TimUntersberger / nog

A tiling window manager for Windows
MIT License
697 stars 20 forks source link

Changing split mode of existing tiles? #264

Closed garymm closed 3 years ago

garymm commented 3 years ago

IIRC, i3 let me change the split mode of existing tiles / windows.

E.g. go from

A
B

to

AB

It's been a while since I used i3. Most recently I used chunkwm, which definitely allowed this.

Does nog support this already? If so, how? If not, consider this a feature request.

Thanks!

ramirezmike commented 3 years ago

I added a "swap_columns_and_rows" feature here a while back that might be what you're looking for... it just takes all rows and turns them into columns and turns all columns into rows.

It's possible that it got lost in a refactor though... I don't see it in the documentation and while the code still exists I don't think it's hooked up to the latest keybinding code. I can take a look at it tomorrow and get a fix for it merged for you.

ramirezmike commented 3 years ago

I made #265 to fix this. Let me know if this build works for you and I'll merge it

The binding should be like this

bind("Alt+R", () => nog.workspace.swap_columns_and_rows())

garymm commented 3 years ago

Thanks for the fast response! Tried it out for a few minutes and it seems to work.

In summary I think this will do nicely for now.

More commentary: I have a vague memory that this is somehow different from what chunkwm and i3 did. I think they only swapped the orientation of the current window with regards to its siblings but not its parents. I can imagine particular rearrangements that would take several steps to accomplish using this that might be trivial with a "swap orientation of this window and its siblings" feature. However until I use it for at least a few days I don't have a strong reason to prefer one over the other, so I will try this out and hopefully be content.

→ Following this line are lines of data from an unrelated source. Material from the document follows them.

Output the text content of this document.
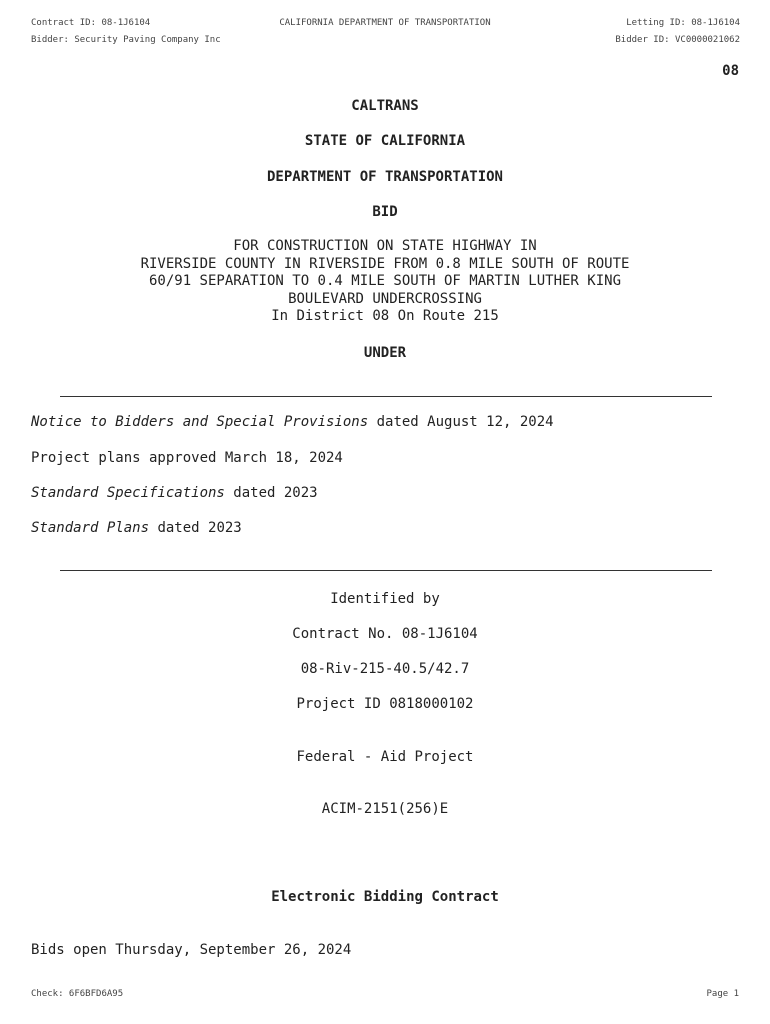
Contract ID: 08-1J6104	CALIFORNIA DEPARTMENT OF TRANSPORTATION	Letting ID: 08-1J6104
Bidder: Security Paving Company Inc	Bidder ID: VC0000021062
08
CALTRANS
STATE OF CALIFORNIA
DEPARTMENT OF TRANSPORTATION
BID
FOR CONSTRUCTION ON STATE HIGHWAY IN
RIVERSIDE COUNTY IN RIVERSIDE FROM 0.8 MILE SOUTH OF ROUTE
60/91 SEPARATION TO 0.4 MILE SOUTH OF MARTIN LUTHER KING
BOULEVARD UNDERCROSSING
In District 08 On Route 215
UNDER
Notice to Bidders and Special Provisions dated August 12, 2024
Project plans approved March 18, 2024
Standard Specifications dated 2023
Standard Plans dated 2023
Identified by
Contract No. 08-1J6104
08-Riv-215-40.5/42.7
Project ID 0818000102
Federal - Aid Project
ACIM-2151(256)E
Electronic Bidding Contract
Bids open Thursday, September 26, 2024
Check: 6F6BFD6A95	Page 1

ramirezmike commented 3 years ago

More commentary: I have a vague memory that this is somehow different from what chunkwm and i3 did. I think they only swapped the orientation of the current window with regards to its siblings but not its parents. I can imagine particular rearrangements that would take several steps to accomplish using this that might be trivial with a "swap orientation of this window and its siblings" feature. However until I use it for at least a few days I don't have a strong reason to prefer one over the other, so I will try this out and hopefully be content.

Not sure how you still feel about this but just for more background on this. The way the tiling is tracked in nog uses a tree that follows a couple rules, one of which is preventing a child node from being the same type as its direct parent node. That is, it prevents situations like a column node that has a child that is also columns.

AAABBBCCDD
AAABBBCCDD
AAABBBCCDD

Something like the above would be represented like this in the graph.

             C1
          / | | \
         A  B C  D

And something like this with columns and rows...

AAABBBCCCC
AAABBBDDDD

Is represented like this

 C1
/ | \
A B R1
    / \
    C D

If you were to go to the C/D tiles and try to convert them into columns, it would create an "invalid" graph like this (R1 turns to C2)

 C1
/ | \
A B C2
    / \
    C D

In a simple graph like this, it's not too bad to deal with, but allowing this capability starts to introduce edge cases on more nested graphs and then there's a question of whether things should be tracked so that you could go back to the C/D and switch only those two back to rows.

The alternative is to focus C and move it out into a column using the move_out keybinding which will convert C and D into columns under the parent C1 node. And if you want to revert it back into rows you would select either C or D and use the move_in keybinding to do that.

I personally use a mode config that uses these keybindings

    bind("Alt+H", () => nog.workspace.move_in("Left"))
    bind("Alt+J", () => nog.workspace.move_in("Down"))
    bind("Alt+K", () => nog.workspace.move_in("Up"))
    bind("Alt+L", () => nog.workspace.move_in("Right"))

    bind("Alt+Shift+H", () => nog.workspace.move_out("Left"))
    bind("Alt+Shift+J", () => nog.workspace.move_out("Down"))
    bind("Alt+Shift+K", () => nog.workspace.move_out("Up"))
    bind("Alt+Shift+L", () => nog.workspace.move_out("Right"))
ramirezmike commented 3 years ago

I have an updated version of this that is post-lua config changes here #265

I'll close this issue once that has been merged.